Nobody wanted to leave. It was almost 9 a.m. on a crisp Sunday. Thousands of photographs had been snapped and there was no reason to stick around on the start of a glorious spring day. Yet there in the middle of Boylston Street, in the exact spot where there had been so much sadness and anguish almost a year ago to the day, now there were smiles, hugs and selfies. Nobody had to be there. They wanted to be there. Maybe even needed to be there.
The Globe had invited them – survivors, police, firefighters, EMTs, doctors, nurses, runners, political figures, store owners, the Boston Athletic Association, Red Sox and Bruins players – to take time out of their weekend for a picture.

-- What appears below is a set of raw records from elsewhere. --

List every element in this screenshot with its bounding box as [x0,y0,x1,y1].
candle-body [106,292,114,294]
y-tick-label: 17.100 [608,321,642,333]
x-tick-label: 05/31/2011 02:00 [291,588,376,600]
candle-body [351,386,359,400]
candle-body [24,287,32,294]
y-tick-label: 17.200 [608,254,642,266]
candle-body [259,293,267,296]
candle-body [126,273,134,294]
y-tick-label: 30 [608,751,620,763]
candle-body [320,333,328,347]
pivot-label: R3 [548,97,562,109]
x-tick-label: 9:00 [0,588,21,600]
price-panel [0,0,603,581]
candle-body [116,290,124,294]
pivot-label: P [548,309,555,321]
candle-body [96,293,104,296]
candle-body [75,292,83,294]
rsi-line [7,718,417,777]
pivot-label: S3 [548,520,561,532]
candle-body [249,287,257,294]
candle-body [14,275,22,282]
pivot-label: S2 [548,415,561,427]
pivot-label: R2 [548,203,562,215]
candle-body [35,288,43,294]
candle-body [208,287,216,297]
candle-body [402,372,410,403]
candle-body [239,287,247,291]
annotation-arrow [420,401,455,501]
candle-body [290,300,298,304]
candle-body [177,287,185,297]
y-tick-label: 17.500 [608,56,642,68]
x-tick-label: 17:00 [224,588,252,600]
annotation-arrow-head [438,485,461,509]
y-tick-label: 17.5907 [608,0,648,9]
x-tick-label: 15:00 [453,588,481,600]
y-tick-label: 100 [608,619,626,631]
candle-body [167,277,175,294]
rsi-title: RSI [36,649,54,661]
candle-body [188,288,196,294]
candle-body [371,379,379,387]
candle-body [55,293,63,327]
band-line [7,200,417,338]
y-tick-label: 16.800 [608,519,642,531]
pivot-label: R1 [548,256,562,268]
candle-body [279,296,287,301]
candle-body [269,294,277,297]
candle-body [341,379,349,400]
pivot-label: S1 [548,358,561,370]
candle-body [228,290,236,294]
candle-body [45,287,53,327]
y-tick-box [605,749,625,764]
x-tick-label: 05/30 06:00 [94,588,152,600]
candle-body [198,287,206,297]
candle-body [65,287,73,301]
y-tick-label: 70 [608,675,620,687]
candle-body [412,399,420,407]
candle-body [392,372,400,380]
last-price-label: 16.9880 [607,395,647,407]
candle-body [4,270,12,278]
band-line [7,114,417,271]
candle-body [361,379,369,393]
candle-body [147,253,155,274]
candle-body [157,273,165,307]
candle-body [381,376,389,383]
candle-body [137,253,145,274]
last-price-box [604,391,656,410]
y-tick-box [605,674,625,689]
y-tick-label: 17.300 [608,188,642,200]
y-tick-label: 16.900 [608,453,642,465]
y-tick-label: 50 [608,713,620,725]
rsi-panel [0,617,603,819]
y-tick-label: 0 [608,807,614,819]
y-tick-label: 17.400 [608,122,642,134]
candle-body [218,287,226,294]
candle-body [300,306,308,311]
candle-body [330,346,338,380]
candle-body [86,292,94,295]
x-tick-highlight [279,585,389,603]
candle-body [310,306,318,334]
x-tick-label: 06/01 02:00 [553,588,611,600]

The response was instant and overwhelming: When and where?
At 7:40 a car pulled up and Celeste Corcoran and her daughter Sydney stepped out. Celeste wore a brown leather jacket, and as she moved about easily on her prosthetic legs, her smile was as bright as the day. Then came the others, runners in sweats, doctors and nurses in scrubs, first responders in uniform, until the street overflowed from sidewalk to sidewalk.
The rising sun peeked out from behind the Boston Public Library a few minutes after 8 a.m., and a voice from a bullhorn began to move people into place. Photographers on ladders and in a cherry picker rose above the crowd. And a man in a blue baseball cap and blue sweater slowly moved along the front row, shaking hands and hugging the most severely injured survivors. “It seems like an odd term to use in the wake of a tragedy,” that man, Governor Deval Patrick, would say later. “But I think there was a very strong shared pride in how we came together.” Final instructions were shouted – look up toward the photographers, hold still, rest a hand on a neighbor’s shoulder. A simple act of solidarity. Nobody is alone.